Sunday, March 13, 2011

Worst blogging partner ever

So, it's Sunday morning, and another week has passed with nary a glance at the files in my dissertation file. I'm feeling a sense of bewilderment. Henceforth, I will not let this feeling dictate my life; I will at the very least blog what is going on. I want to talk more about these questions. What are the motivating questions of my current chapter? If I write them down, will I feel less scared?

While Jeff has been diligently blogging, I've been avoiding. Avoiding blogging, avoiding dissertating, and, oh dear, avoiding even the thought of dissertating. Then I woke up at 4:30 AM and felt the urge to write. It might have felt a bit panicky and anxious, but it was still there: the urge. So, it's an hour and a half later and I still haven't opened a file. And then I realized I could at least blog a couple of paragraphs, and then I could open the file. And then I could feel sure that progress would be made. One word at a time. Also, this week is blog week for me. I will blog my progress each day. March 13: check. March 14: you're mine. I'll check in later.

Jeff: when's the conference? Have you been writing the paper? What have you learned from printing out your chapter? Please report in.

Monday, March 7, 2011

Fifteen pages

I just printed out my "draft" of my first chapter, the one I keep hoping to get knocked into enough to shape to show my committee. It came in at fifteen pages--fifteen messy, disorganized, and sloppy pages. There are still some "INSERT CORRECT DATE HERE" type statements, even where I give the correct date four pages later. And more than a third of my subheads (which I use for writing, but won't show up in the finished document) say "write something here about this." Sloppy, sloppy stuff. I can barely stand to read it myself, so there's no way I'm showing it to my committee. Plus, there's no really coherent argument yet, even though I have one in mind. Somehow that transition from "in my head" to "on the page" hasn't happened yet.

But I've printed it up so I can work it over on paper. I'm hoping that the format change will spark some highly-motivated fire in my belly. At least it'll get me away from the devil computer. (Sometimes computers are to me what cachaça[1] is to a Brazillian drunk.)

PLUS, I've got a conference presentation in a couple of weeks and I haven't started that paper yet. Yes: haven't started. It's the foundation (kinda) of my next chapter, though I might just do some fiat and change my vision of my dissertation so that it becomes the chapter. Well, the paper plus twenty pages.

Still, there's small progress (slow, painful progress).

NOTES:

[1] Since you're probably never been to Brazil, take my word for it that in Brazil cachaça is cheap, strong liquor. Think of Everclear at $3 a bottle. Every drunk I ever met in Brazil had cachaça oozing from his pores.

Tuesday, March 1, 2011

Ice cream deadlines

I really wanted to put a pun in the post title about "marching onward" or something clever, but my best self prevailed. You're welcome.

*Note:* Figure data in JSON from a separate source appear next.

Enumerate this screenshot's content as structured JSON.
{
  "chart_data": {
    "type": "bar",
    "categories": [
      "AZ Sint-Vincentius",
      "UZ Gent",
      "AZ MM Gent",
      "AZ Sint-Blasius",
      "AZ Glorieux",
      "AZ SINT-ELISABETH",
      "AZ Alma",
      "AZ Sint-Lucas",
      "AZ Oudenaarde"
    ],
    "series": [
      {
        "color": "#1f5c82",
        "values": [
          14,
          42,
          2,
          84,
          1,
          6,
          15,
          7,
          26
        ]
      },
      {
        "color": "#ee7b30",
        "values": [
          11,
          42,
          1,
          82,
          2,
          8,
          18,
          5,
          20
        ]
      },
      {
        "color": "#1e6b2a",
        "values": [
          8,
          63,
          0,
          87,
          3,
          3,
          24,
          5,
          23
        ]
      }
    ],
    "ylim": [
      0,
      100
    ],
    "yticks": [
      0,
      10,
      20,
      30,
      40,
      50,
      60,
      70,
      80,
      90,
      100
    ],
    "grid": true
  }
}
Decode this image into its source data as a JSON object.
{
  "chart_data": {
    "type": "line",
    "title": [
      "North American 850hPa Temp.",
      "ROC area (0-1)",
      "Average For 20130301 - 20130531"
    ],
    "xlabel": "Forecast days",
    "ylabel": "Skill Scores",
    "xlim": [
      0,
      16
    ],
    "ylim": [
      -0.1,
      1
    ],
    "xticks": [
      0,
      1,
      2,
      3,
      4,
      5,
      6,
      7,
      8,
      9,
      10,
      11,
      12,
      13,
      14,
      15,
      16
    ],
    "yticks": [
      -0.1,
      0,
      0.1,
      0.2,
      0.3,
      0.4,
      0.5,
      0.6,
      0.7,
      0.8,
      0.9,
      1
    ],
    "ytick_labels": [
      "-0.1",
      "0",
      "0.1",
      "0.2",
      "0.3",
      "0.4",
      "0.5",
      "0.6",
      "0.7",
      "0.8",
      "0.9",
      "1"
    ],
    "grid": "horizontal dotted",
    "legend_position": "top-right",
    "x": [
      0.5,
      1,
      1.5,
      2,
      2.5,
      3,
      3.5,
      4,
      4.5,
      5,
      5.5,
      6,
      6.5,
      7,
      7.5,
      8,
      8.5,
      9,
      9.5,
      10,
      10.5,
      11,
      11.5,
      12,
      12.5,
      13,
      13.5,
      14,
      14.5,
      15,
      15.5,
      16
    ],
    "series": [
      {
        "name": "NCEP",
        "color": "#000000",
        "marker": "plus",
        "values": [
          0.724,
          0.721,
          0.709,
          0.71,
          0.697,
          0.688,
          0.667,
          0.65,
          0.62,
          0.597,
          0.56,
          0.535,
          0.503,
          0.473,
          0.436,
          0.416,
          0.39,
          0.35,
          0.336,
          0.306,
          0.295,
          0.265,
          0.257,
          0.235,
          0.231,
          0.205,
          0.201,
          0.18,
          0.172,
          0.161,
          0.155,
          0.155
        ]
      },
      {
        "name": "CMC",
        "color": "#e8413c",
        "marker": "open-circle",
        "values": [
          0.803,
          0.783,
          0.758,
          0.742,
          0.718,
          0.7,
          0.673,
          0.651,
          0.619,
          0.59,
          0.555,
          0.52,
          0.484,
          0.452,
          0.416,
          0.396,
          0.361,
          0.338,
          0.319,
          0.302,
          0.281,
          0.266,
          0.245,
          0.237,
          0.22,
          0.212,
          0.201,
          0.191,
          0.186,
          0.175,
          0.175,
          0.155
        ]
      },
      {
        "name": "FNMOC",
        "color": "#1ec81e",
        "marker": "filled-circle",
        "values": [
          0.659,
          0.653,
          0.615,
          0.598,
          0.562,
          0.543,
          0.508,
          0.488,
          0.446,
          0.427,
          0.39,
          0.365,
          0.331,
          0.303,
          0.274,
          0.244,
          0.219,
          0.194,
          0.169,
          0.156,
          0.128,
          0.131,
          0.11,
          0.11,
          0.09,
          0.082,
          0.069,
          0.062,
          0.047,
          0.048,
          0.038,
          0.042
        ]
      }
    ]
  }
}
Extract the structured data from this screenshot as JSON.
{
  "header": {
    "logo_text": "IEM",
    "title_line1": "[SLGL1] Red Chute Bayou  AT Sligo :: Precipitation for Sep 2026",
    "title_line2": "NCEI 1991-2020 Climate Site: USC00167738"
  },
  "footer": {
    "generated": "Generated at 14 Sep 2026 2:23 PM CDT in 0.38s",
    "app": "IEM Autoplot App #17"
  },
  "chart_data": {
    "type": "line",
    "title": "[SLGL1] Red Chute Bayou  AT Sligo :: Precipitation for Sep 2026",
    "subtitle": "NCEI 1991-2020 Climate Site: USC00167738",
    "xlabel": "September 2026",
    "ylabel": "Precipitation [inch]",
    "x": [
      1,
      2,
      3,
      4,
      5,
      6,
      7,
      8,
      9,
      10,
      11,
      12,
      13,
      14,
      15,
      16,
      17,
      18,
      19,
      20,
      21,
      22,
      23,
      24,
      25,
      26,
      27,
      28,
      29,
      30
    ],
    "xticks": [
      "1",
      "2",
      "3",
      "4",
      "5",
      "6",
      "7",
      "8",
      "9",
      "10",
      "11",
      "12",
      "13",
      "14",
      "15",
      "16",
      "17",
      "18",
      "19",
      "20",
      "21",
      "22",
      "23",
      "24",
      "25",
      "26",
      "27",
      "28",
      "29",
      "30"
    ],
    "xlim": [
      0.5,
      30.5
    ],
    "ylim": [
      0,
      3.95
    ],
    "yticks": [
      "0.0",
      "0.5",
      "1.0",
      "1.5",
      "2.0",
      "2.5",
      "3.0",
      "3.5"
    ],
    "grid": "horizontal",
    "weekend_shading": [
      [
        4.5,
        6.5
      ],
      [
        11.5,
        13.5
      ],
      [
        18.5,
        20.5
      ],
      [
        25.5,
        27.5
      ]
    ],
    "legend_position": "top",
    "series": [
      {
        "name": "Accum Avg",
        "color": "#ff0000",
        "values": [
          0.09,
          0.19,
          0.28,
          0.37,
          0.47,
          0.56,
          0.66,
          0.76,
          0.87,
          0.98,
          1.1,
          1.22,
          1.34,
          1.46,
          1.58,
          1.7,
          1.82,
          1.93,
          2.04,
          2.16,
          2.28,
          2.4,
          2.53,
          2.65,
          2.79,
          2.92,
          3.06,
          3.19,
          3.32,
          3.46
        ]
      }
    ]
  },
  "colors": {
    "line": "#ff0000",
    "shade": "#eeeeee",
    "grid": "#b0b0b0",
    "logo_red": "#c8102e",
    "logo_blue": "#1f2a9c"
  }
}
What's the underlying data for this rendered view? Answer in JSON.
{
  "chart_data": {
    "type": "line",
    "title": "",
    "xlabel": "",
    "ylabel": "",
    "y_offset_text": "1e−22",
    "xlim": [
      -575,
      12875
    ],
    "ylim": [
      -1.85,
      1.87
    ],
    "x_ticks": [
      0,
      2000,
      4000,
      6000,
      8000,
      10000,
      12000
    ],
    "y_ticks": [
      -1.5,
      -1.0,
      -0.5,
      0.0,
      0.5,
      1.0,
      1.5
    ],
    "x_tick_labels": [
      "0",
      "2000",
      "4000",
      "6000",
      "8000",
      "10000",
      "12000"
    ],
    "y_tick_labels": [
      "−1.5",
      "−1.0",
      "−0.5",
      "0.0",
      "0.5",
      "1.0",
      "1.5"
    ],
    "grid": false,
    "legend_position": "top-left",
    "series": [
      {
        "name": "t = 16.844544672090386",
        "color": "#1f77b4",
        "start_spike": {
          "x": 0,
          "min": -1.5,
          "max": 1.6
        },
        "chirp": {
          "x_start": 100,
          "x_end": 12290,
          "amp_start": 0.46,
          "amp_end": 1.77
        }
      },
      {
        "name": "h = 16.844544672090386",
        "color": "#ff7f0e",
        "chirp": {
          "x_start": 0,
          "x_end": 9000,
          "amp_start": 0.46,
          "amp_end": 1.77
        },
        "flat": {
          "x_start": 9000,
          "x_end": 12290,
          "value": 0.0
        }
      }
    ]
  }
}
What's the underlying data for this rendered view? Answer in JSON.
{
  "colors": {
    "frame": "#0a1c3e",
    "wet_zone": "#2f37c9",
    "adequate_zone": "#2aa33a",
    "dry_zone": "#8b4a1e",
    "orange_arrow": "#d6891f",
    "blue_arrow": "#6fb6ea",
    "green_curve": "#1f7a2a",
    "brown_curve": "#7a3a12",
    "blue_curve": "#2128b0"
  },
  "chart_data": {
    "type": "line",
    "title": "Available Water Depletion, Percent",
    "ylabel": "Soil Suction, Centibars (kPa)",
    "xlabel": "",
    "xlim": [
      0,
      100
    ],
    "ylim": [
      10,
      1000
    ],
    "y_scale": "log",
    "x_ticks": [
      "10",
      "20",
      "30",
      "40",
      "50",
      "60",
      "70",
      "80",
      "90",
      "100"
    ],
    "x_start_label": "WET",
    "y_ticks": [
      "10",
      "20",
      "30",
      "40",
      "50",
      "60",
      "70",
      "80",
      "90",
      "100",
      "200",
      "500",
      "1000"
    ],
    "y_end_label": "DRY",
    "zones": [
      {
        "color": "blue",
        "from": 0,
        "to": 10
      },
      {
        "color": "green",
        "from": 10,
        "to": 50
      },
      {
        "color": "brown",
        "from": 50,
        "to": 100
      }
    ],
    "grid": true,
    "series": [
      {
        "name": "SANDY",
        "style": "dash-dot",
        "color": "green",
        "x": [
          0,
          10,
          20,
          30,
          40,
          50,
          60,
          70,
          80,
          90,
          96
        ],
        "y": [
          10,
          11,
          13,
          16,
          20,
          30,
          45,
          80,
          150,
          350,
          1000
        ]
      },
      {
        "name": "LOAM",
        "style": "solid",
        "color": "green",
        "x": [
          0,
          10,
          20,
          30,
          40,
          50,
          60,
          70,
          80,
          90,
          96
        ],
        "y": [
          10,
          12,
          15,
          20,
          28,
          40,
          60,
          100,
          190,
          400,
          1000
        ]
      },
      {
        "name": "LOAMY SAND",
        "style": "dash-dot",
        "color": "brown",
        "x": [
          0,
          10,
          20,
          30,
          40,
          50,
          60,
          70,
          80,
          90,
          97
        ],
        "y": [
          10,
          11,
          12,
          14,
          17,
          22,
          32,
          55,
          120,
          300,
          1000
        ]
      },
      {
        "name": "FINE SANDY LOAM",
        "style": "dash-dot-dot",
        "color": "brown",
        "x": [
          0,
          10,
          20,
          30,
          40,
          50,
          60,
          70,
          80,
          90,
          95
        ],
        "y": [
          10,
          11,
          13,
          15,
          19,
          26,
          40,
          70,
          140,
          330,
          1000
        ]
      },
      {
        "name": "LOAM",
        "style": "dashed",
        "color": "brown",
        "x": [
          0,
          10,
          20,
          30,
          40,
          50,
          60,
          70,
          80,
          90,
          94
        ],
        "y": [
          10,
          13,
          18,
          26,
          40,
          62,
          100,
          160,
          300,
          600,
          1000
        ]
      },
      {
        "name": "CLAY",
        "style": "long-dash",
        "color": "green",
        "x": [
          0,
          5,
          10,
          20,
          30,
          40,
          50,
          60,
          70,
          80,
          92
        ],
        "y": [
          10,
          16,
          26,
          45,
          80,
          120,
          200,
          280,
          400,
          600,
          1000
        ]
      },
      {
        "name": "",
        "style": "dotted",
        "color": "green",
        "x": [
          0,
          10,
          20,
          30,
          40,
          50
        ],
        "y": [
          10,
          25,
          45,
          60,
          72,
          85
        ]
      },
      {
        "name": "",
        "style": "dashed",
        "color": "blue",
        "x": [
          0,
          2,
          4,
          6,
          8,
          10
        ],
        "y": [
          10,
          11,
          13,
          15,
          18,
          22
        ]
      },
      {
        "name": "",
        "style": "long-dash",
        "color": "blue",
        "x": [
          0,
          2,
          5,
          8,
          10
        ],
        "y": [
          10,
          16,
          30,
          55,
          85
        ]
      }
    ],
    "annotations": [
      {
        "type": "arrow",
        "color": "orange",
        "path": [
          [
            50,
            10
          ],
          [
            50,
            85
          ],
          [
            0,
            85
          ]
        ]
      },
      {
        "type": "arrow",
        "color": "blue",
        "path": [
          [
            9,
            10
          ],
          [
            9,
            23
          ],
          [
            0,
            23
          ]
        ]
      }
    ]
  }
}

My goal was to have a chapter drafted by the end of February, and that didn't happen. But it is closer. I still want to have a solid-but-short version ready by the end of this week, which I might count as still part of February since the week started in February, and so that's still technically part of... no? All right, still, I'm hoping for Saturday to have something I can send to my committee and get their feedback about at least my general direction.

As per my last post, I have right now organized my chapter around two major questions. They're loosely tied together, and one of my big struggles is finding the overarching question that links them together and links them with the other chapters. But I haven't written the other chapters, so that glue isn't really connecting right now.

Now, I do know thematically how they're connected: it's the subject of my dissertation after all. But I don't have the Big Question solidly in mind. It's still just subjects and themes and mushy wibbly wobbly stuff. Any questions I write now feel like they're written in melting ice cream. Thus, the chapter I intend to give to my committee this Saturday will be two loosely connected questions and some ice-creamy question that binds them together. Which isn't much of a goal when I write it down that way, but it is a goal and boy howdy do I need someone cracking a whip over me regarding deadlines.

On Saturday I hope to look at my metaphorical whip-cracker and offer her a metaphorical dish of delicious ice cream and we'll smile and, for one evening, enjoy our (Jeni's, so long as I'm imagining I might as well imagine the best) ice cream together.